What is the UN and how it works?

You have certainly heard about the United Nations (UN) and its importance in the political world, but do you know its exact function in the international scene and how it is related to Human Rights and Business? In this week basic series, we are going to explain with details the purpose of the Organization and its activities.

The UN is an intergovernmental organization, created on the 24th of October 1945 by the Charter of the United Nations, after World War II, with the objective of promoting international cooperation and avoid new severe conflicts with the destructive capability that was seen during the two world wars. Some of the UN goals also include avoiding global conflicts, consolidate security and stability of peoples, protect the environment, promote human rights, assist in the social progress and maintain international peace.

The United Nations was formulated and negotiated by delegations from the Soviet Union, the United Kingdom, the United States and China at the Dumbarton Oaks Conference in 1944. After it was officially founded, the UN already had 51 State parties, a number that has grown over the decades, reaching 193 State parties today. Its first head office was in New York, (United States – North America), after the approval by its General Assembly. The installation was finished in 1952. However, nowadays, the body also has head offices in Geneva (Switzerland – Europe), Nairobi (Kenya – Africa) and Vienna (Austria – Europe) – all the head offices are legally designed as international territory, that is, they are not applicable to the countries domestic law in which they are set.

The UN structure is based on six main bodies: the General Assembly, the Security Council, the Economic and Social Council (ECOSOC), the Secretariat, the Human Rights Council, and the International Court of Justice. Four of five of the main bodies are set in its main office in New York. A seventh main body, the Trusteeship Council, was suspended in 1994 after the independence of Palau, the last territory with the protection of the UN.

Each body has a different function in the Organization, which can be summarized as follows:

  • General Assembly: Aims to oversee the UN budget, appoint non-permanent members of the Security Council, receive reports from other institutions of the Organization and make recommendations under resolutions.
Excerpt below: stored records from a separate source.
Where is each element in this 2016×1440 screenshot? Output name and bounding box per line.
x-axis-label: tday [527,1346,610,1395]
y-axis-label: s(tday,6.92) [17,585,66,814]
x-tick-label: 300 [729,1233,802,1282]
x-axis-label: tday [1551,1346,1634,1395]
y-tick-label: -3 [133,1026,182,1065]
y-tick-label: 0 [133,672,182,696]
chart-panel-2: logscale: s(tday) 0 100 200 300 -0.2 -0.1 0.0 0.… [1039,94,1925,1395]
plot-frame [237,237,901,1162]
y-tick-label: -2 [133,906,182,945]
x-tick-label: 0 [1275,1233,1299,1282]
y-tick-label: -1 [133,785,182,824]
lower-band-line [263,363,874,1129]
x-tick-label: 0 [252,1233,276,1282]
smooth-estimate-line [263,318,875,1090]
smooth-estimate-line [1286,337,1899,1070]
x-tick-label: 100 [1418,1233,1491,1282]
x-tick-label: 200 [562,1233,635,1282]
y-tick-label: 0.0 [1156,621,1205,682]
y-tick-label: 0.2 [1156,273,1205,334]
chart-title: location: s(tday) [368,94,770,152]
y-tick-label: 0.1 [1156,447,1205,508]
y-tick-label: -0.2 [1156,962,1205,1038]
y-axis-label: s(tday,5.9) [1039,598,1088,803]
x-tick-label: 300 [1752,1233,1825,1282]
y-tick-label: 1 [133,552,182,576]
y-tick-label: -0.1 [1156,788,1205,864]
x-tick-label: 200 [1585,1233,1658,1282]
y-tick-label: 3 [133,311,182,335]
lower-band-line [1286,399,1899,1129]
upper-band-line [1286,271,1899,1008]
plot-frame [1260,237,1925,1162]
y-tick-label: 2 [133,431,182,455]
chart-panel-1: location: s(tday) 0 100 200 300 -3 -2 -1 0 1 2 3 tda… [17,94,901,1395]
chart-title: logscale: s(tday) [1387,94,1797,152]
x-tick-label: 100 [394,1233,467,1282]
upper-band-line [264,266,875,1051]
The Assembly is the only body on which all member countries have equal representation, and can make recommendations on any UN matters – except peace and security issues, which are the responsibility of the Security Council.
  • Security Council: it has the objective of ensuring the maintenance of international peace and security. This is the only body that can adopt obligatory decisions for all the State parties of the United Nations, including authorize military intervention to ensure the enforcement of its resolutions. It is composed by 15 members, 5 of which being permanent with the power to veto, they are: United States, France, United Kingdom, Russia and China – the others are appointed by the General Assembly, for two-year terms. Although it is composed by only 15 countries, the Security Council has a good share on the UN decision power. During the last 30 years, many countries (and Brazil was one of the more active on the matter) have been searching for a reformulation and expansion of the Council, according to the actual economic order and international politics. Although there were many protests, the council’s order didn’t change and its configuration remained unchanged.
  • The Economic and Social Council: This body is the main forum for internal discussions that involve economic and international social activities, formulating recommendations of development for the members. It is composed by 54 State parties, also appointed by the General Assembly in three-year terms, allocated according to the geographical representation of the continents.
  • Human Rights Council: is part of the body that supports the General Assembly, its main purpose is to advise the Assembly on situations where there are human rights violations and propose treaties on the theme; the Assembly, in turn, can make recommendations to the Security Council. The Human Rights Council is composed by 47 State parties and was created as a successor to the United Nations Commission on Human Rights in 2006.
  • Secretariat: is an administrative body for the supply of studies and necessary information to the United Nations. The secretary-general, and highest positions that can be achieved at the UN, and responsible for the body, is also appointed by the General Assembly upon the recommendation of the Security Council. One of its most important tasks is to draw the attention of the Security Council to any event that may threaten the maintenance of international peace and security in its opinion.
  • International Court Justice: This is the main UN judiciary body and its main task is to resolve legal conflicts submitted by States. It is composed by 15 judges of distinct nationalities, appointed for nine-year terms by the General Assembly and the Security Council. Its head office is set in The Hague, in the Netherlands, and although it deals with scarce and specific cases, there has been an increase in its use since the 1980s, especially by developing countries.

Besides, there are also complementary bodies of the Organization, such as the WHO (World Health Organization, which has the responsibility of developing to the maximum and preserve the peoples health), World Food Program (WFP, the largest humanitarian agency in the world, with the goal of donating food around the globe), The United Nations Children’s Fund (UNICEF, which promotes and defends the rights of children), among others (World Bank, IMF, ILO, etc.).